The controverted questions, both of law and fact, center in the interview with Churchill.

There is enough in the undisputed testimony to compel the conclusion that the arrangement made on April 2d was not intended by either party as a new contract by which the transaction of February 16th was to be abandoned. It was nothing more nor less than an adjustment of their difference about the grading of the timothy, and to that extent a modification of the earlier contract. McCombs v. McKennan, 2 Watts & S. (Pa.) 218. The only thing, in that connection, about which the parties disagree is the effect of the alleged talk about retaining possession of title. There can be no doubt of the right of the parties to modify the original contract in that respect, *659whatever opinion we may entertain of the effect of that contract upon the title or right of possession, and as the. parties disagree regarding what transpired, it made a proper question for the jury, unless we should say, as a legal proposition, that it did not affect the original contract. We need not, however, discuss that question. The original contract, as modified by the reduction of the price of the timothy to $7, is the ground on which the defendant stands. If we concede his claim-in that regard, we must say that, under that contract, the most that can be said is that he agreed to pay $7 a ton for that hay when delivered on board of cars, for delivery and payment were concurrent acts.
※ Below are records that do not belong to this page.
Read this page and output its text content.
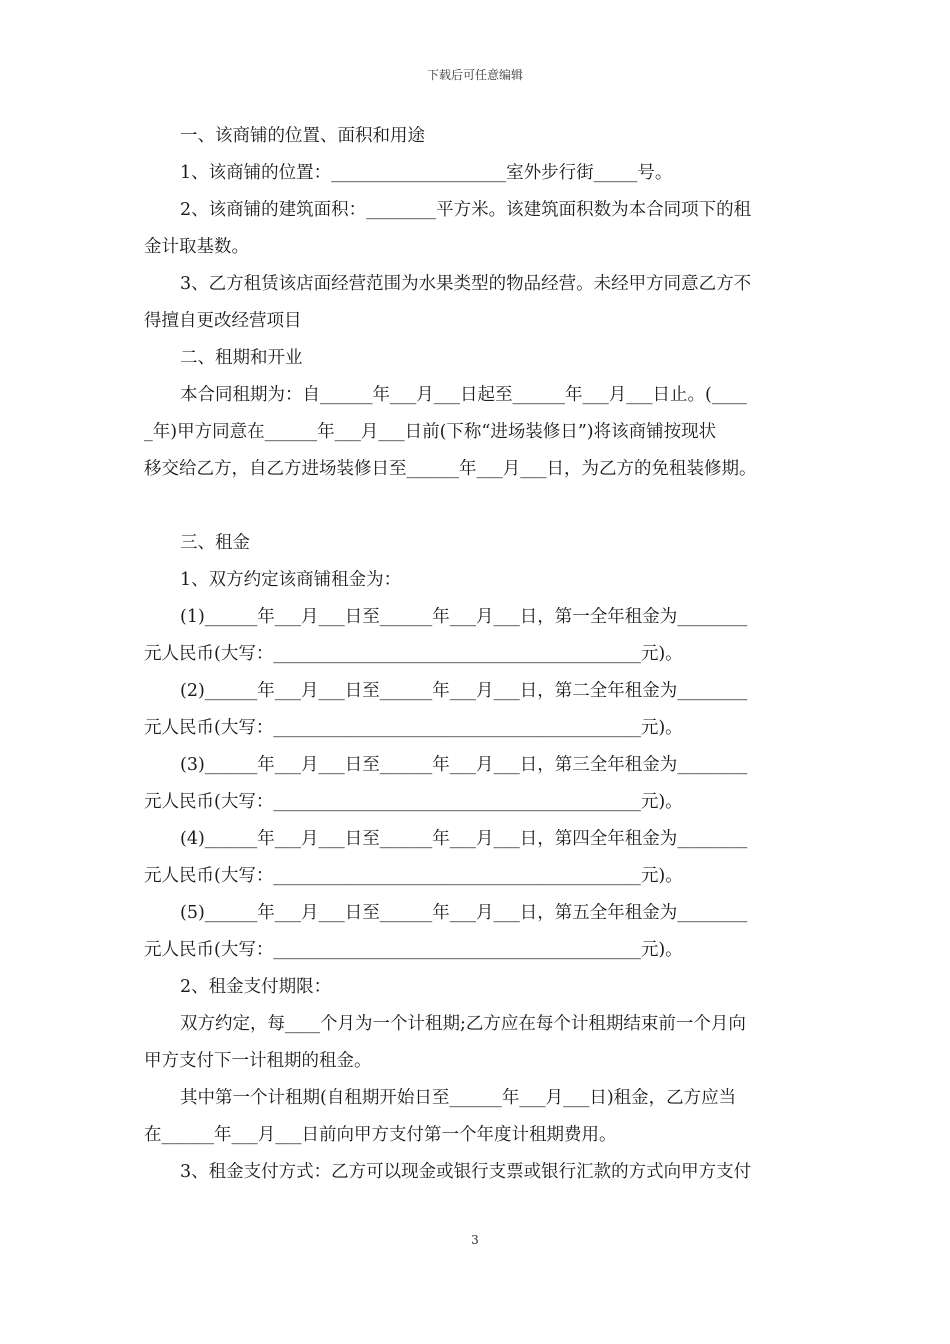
下载后可任意编辑
一、该商铺的位置、面积和用途
1、该商铺的位置：____________________室外步行街_____号。
2、该商铺的建筑面积：________平方米。该建筑面积数为本合同项下的租
金计取基数。
3、乙方租赁该店面经营范围为水果类型的物品经营。未经甲方同意乙方不
得擅自更改经营项目
二、租期和开业
本合同租期为：自______年___月___日起至______年___月___日止。(____
_年)甲方同意在______年___月___日前(下称“进场装修日”)将该商铺按现状
移交给乙方，自乙方进场装修日至______年___月___日，为乙方的免租装修期。
三、租金
1、双方约定该商铺租金为：
(1)______年___月___日至______年___月___日，第一全年租金为________
元人民币(大写：__________________________________________元)。
(2)______年___月___日至______年___月___日，第二全年租金为________
元人民币(大写：__________________________________________元)。
(3)______年___月___日至______年___月___日，第三全年租金为________
元人民币(大写：__________________________________________元)。
(4)______年___月___日至______年___月___日，第四全年租金为________
元人民币(大写：__________________________________________元)。
(5)______年___月___日至______年___月___日，第五全年租金为________
元人民币(大写：__________________________________________元)。
2、租金支付期限：
双方约定，每____个月为一个计租期;乙方应在每个计租期结束前一个月向
甲方支付下一计租期的租金。
其中第一个计租期(自租期开始日至______年___月___日)租金，乙方应当
在______年___月___日前向甲方支付第一个年度计租期费用。
3、租金支付方式：乙方可以现金或银行支票或银行汇款的方式向甲方支付
3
In the absence of an express agreement, the law will imply a contract to pay cash upon delivery, and, in such a case, payment or tender is a condition precedent to the buyer’s right of possession, and the seller is not bound to deliver until payment is made or tendered. See Benjamin on Sales (7th Am. Ed.), p. 299; 21 Am. & Eng. Enc. Law (1st Ed.), p. 563; Robbins v. Harrison, 31 Ala. 160; Robinson v. Marney, 5 Blackf. (Ind.) 329; Hundley v. Buckner, 6 Smedes & M. (Miss.) 70; Goldsmith v. Bryant, 26 Wis. 34; 24 Am. & Eng. Enc. Law (2d Ed.), p. 1095; Clark v. Dales, 20 Barb. (N. Y.) 61; Empire State Type Founding Co. v. Grant, 114 N. Y. 40.

If the seller delivers the goods and immediately demands payment, which is refused, he may retake the property. Benjamin on Sales (7th Am. Ed.), p. 299, and cases cited; Richardson Drug Co. v. Teasdall, 52 Neb. 698; Wiggins v. Snow, 89 Mich. 476. As the testimony shows that this was a cash sale, and there is nothing indicating a waiver of the right to withhold title and possession, until payment was made, it was the duty of the defendant to permit the plaintiffs to retain or retake the hay, unless he was willing to pay for it. Instead, he converted it to his own use, it being apparent that he received it or its proceeds. This gave plaintiffs the right of action for a wrongful conversion, and it is not correct to *660say, as it is claimed that we should do, that the remedy must be confined to. an action for breach of contract. Wiggins v. Snow, supra. As we are able to say that upon the face of the record the court might have properly directed a verdict for the plaintiffs, and no testimony offered by the defendant was improperly excluded, the errors alleged were without injury to the defendant.

The judgment is affirmed.

Carpenter, C. J., and Montgomery, Ostrander, and Moore, JJ., concurred.